Я звонил ему домой, но никто не подходил. Тогда я написал ему письмо, и получил письмо в ответ. Мы встретились, чтобы вместе пообедать в городе. Выглядел он ужасно, но с ним была потрясная молоденькая блондинка, которая говорила мало, а ела много, больше, чем мы с Осано вместе взятые. Представил он ее как «Чарли Браун», и я понял, что это как раз и есть девушка Калли, но передавать ничего от Калли я ей не стал. С какой стати я буду обижать Осано?

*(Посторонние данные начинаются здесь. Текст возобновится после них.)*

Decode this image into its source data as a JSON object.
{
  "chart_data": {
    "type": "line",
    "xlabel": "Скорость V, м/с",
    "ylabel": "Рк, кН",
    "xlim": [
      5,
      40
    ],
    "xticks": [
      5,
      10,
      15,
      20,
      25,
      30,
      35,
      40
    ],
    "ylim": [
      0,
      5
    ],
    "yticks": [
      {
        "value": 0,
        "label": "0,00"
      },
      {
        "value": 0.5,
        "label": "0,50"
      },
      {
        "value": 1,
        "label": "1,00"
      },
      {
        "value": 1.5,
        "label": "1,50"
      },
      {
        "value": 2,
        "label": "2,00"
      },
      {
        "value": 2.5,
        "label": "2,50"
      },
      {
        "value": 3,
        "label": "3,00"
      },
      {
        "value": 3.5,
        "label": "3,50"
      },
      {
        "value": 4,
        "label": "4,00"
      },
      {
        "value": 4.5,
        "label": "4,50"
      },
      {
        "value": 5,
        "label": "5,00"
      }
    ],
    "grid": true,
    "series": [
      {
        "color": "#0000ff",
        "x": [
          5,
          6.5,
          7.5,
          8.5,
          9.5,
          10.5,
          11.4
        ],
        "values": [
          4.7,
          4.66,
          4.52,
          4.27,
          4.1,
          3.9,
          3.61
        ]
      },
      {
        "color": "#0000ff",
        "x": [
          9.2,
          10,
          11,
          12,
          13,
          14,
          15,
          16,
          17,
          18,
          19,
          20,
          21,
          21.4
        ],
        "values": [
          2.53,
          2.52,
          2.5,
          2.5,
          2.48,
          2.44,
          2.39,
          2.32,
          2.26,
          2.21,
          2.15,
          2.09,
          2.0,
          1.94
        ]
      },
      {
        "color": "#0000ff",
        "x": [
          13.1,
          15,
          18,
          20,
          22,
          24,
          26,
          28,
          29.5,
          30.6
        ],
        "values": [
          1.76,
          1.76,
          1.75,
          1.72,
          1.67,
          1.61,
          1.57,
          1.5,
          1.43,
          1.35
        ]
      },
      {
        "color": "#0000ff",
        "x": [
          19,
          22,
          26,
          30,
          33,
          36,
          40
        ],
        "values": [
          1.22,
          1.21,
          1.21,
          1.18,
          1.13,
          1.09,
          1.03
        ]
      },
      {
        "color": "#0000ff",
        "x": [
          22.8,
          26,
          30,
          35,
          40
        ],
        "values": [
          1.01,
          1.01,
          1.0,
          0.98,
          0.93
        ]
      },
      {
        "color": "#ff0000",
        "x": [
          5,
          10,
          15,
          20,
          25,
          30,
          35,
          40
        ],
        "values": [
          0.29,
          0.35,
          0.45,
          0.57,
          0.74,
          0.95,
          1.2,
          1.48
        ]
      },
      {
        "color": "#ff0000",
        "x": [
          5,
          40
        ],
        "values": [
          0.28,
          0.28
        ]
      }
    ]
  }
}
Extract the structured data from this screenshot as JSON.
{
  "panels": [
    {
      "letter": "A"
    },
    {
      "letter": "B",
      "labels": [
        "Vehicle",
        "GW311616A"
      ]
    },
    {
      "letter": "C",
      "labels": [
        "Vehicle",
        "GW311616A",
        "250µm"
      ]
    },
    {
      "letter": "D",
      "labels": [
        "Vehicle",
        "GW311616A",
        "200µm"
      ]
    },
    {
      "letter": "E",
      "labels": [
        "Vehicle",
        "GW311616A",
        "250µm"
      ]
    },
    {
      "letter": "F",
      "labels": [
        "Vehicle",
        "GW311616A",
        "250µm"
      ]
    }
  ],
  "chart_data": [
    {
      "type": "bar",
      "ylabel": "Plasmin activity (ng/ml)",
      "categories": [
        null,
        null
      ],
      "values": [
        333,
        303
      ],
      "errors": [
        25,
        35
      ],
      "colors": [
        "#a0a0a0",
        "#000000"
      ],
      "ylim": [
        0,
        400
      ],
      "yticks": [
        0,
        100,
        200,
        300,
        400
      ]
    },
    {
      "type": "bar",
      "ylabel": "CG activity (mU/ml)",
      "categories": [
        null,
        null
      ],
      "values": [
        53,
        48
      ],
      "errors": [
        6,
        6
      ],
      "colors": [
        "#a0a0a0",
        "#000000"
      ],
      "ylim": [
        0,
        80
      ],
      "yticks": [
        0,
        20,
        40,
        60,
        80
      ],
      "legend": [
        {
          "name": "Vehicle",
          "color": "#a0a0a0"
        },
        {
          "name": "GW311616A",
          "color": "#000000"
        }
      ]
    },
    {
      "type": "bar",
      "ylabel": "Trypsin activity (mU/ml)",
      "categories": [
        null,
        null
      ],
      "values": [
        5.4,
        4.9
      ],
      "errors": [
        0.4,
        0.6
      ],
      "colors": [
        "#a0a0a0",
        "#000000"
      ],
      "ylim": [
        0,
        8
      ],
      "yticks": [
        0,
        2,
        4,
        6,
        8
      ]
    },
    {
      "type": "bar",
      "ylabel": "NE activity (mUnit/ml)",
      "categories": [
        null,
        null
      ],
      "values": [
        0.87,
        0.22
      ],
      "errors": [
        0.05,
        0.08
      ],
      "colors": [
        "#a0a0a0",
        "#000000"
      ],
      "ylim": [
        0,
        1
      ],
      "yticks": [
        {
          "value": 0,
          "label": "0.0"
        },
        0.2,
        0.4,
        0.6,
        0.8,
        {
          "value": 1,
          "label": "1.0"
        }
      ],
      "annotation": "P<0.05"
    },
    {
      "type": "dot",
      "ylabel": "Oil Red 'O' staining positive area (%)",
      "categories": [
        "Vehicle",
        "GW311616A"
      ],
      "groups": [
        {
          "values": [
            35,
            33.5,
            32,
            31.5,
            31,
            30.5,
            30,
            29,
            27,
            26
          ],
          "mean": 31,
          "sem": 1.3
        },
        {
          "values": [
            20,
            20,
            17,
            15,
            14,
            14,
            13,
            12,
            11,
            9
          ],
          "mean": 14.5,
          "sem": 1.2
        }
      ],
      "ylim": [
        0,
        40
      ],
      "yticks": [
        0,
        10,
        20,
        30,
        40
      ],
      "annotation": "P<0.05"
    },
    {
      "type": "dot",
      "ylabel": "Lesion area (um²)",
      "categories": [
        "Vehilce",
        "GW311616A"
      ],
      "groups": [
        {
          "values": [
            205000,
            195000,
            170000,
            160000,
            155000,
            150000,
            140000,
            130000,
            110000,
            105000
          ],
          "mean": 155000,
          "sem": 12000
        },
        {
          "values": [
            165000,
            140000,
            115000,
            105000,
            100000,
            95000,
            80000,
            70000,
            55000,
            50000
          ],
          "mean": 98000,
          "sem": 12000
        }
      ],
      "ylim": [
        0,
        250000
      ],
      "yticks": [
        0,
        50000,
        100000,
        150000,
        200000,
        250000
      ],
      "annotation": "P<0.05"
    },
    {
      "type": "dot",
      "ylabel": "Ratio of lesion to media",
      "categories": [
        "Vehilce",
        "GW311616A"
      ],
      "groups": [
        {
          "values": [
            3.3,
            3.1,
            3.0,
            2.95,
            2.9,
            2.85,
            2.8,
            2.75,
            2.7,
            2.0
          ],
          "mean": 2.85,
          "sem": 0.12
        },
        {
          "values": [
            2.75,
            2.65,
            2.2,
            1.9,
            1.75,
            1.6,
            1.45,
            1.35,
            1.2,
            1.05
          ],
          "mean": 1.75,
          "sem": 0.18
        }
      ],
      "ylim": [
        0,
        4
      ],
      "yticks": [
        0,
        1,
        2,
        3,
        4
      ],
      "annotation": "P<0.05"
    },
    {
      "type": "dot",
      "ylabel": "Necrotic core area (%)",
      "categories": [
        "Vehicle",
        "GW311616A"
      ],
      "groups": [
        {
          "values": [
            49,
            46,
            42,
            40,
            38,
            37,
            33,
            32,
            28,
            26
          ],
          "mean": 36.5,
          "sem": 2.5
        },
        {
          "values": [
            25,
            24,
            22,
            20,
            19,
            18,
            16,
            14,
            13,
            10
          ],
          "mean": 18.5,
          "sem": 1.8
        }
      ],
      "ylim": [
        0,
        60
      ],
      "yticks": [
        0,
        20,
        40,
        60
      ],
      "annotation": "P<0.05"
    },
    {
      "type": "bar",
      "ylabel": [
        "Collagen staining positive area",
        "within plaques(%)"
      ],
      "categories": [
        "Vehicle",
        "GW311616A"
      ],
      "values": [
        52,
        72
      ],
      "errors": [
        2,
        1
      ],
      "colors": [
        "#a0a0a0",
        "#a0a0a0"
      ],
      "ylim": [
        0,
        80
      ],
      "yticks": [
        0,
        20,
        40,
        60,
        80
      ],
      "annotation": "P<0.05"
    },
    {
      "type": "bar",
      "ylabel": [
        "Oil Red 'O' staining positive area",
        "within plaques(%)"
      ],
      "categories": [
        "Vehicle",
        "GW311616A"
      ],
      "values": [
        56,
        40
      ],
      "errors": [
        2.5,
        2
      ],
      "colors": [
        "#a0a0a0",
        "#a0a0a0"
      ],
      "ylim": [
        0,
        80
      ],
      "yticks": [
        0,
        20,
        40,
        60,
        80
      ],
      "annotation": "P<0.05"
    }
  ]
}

Был один забавный случай, который мне здорово запомнился. Я сказал Валери, чтобы она поехала по магазинам и купила себе что-нибудь из одежды, все, что ей понравится, а я пока побуду с детьми дома. Она поехала, прихватив с собой несколько подруг, и вернулась, нагруженная пакетами и свертками.
Я в это время пытался работать над новой книгой, но дело двигалось с трудом, так что она решила продемонстрировать свои покупки. Развернув пакет, она достала желтое платье.
— Оно стоит девяносто долларов, — сказала она. — Представляешь, девяносто долларов за летнее платьице?
— Смотрится прекрасно, — послушно сказал я.
Она держала его, приложив ворот к шее.
— Ты знаешь, я все никак не могла понять, какое мне больше нравится — зеленое или желтое. Потом решила, что все-таки желтое. По-моему, мне больше идет желтое, как тебе кажется?